La cafetería de la estación de tren

El otro día acompañé a un amigo a la estación de tren. Como teníamos tiempo decidimos tomarnos una cerveza en la cafetería que hay en su interior. Regresaba a Madrid, a su trabajo, a la vida que empezó hace unos meses. Él. Yo me quedaba aquí. En mi casa, mi teletrabajo, mi «lo de siempre».

Él se levantó a pedir, y yo me quedé sentada viendo el ir y venir de unos pocos, hasta que llegó un tren y una gran masa llenó la salida de la estación. Nadie es consciente de la cantidad de personas que hay sentada en los vagones hasta que los ve salir. Todos arrastraban su maletas, así que el sonido de las ruedas de las maletas enmudecía la voz femenina que provenía de la megafonía.
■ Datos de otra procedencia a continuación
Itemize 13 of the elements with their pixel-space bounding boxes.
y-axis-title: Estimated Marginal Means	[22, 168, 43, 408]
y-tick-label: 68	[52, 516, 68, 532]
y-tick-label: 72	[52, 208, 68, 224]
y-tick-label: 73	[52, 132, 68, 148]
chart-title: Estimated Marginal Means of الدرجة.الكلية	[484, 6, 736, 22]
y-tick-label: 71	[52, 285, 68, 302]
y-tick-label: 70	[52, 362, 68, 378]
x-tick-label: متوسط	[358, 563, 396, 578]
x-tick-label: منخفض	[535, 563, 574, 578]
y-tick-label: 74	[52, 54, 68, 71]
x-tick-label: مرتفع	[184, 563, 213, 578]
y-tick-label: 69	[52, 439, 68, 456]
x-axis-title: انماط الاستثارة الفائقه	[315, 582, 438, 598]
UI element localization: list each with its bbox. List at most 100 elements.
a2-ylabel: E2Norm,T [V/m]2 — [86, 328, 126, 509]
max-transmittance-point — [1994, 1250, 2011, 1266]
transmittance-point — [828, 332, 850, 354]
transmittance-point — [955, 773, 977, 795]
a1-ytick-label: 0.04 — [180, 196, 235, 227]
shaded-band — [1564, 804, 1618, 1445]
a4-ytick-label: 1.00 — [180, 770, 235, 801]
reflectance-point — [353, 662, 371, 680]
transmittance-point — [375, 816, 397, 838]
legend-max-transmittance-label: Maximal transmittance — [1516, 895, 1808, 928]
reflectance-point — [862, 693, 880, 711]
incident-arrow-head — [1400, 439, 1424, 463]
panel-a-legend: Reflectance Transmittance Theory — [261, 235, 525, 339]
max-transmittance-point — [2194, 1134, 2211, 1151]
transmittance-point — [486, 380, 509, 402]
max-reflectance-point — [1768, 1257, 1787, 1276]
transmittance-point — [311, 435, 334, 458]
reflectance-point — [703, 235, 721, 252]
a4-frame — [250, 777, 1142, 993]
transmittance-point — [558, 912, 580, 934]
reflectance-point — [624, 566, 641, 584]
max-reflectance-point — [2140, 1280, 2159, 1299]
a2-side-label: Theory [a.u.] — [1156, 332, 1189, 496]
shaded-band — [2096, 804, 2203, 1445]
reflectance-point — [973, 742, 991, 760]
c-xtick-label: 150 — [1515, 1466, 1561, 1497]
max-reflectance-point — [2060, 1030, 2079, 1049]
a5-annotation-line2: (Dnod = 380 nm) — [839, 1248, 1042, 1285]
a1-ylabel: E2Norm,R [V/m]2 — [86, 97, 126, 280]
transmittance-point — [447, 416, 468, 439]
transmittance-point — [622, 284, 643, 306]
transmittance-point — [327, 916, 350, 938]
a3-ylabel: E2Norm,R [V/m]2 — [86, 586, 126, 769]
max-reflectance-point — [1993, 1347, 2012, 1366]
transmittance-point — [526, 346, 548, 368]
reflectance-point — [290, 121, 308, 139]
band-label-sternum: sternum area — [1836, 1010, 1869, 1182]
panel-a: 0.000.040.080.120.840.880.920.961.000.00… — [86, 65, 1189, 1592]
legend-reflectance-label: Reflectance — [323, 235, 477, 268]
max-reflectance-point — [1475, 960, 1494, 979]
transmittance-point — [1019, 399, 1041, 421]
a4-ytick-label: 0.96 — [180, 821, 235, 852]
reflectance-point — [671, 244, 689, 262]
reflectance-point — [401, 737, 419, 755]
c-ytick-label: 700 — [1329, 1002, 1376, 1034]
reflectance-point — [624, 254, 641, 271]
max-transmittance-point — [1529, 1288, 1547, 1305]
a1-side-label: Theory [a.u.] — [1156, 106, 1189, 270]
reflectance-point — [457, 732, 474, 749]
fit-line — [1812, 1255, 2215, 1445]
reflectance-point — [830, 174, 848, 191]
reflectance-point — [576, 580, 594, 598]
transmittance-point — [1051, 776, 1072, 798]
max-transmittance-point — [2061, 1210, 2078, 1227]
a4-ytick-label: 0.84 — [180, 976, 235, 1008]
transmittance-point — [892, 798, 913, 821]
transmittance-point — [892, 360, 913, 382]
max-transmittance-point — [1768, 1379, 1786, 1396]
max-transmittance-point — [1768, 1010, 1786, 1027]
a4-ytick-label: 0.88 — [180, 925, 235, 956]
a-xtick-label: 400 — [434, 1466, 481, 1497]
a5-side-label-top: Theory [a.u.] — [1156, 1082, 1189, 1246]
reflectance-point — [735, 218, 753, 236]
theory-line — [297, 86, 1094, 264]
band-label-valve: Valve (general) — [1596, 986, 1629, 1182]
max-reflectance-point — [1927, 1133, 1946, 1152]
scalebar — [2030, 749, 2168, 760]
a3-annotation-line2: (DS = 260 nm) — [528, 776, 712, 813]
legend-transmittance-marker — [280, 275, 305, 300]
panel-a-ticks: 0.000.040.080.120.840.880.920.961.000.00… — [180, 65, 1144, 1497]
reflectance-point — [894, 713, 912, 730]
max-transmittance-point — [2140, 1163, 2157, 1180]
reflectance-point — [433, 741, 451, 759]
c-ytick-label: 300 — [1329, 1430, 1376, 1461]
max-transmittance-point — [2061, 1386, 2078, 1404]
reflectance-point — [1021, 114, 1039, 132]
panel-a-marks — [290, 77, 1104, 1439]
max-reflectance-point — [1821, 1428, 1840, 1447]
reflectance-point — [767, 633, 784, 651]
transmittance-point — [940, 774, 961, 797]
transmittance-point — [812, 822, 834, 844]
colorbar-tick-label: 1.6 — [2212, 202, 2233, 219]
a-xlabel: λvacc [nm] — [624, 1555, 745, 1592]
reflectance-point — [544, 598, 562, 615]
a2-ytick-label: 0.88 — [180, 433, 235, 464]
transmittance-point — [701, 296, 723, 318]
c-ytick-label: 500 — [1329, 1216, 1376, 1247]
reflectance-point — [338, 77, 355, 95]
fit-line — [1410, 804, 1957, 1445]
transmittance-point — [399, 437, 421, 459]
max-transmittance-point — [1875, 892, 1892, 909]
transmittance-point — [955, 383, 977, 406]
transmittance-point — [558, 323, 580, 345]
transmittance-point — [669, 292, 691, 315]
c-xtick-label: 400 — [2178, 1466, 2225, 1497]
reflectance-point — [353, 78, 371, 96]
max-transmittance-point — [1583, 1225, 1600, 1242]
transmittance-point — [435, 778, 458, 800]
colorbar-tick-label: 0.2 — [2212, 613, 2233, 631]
Me gusta fantasear con la vida de los viajeros. Si se han ido a disfrutar de un fin de semana alejados de su rutina habitual, si han visitado a algún familiar o amigo, si pisan esta ciudad por primera vez o si es una vuelta a lo de siempre; si guardan para sí historias felices, tristes o de esas en las que nunca reparamos hasta que dejamos de vivirlas.

Nadie se fijó en mí. Estaba sentada en la mesa más escondida, no era importante para ellos. Podía observarles tranquila con sus mascarillas blancas y negras y azules, ver dibujada en sus rostros ocultos la pesadez del viaje, del domingo, de la idea de la semana que comenzaba.

Ignoro la procedencia del tren, no sé si estuvieron en él dos, cuatro o nueve horas. Seguramente alguno tuvo que hacer transbordo, esperar unos minutos o unas horas en una estación diferente pero igual a las demás. Imagino lo que hacen en ese tiempo: tomarse un café, mirar el móvil, hablar por teléfono, leer una revista o ese libro que siempre reserva para los viajes… Cualquier cosa es posible.

Hay quien dedica sus viajes a hablar con quien tiene sentado al lado, otros duermen, trabajan, leen o miran por la ventana observando un paisaje que dejan atrás demasiado rápido. Los más calculadores compran provisiones en la cafetería para comer mientras ven la película que ponen en esas pequeñas televisiones. Entonces el vagón huele a jamón y queso, a lomo o bacon, bocadillos clásicos a los que todos acuden en los viajes en tren, y también se oye cómo abren sus latas de refrescos o de cerveza, ese pshhh que devuelven a uno a la realidad.

Viajan desconocidos, todos sentados unos junto a otros, ignorándose, solo sacados de su letargo cuando son molestados. Millones de historias se cruzan diariamente en los viajes. Yo me las imaginé todas en aquel rincón de la cafetería.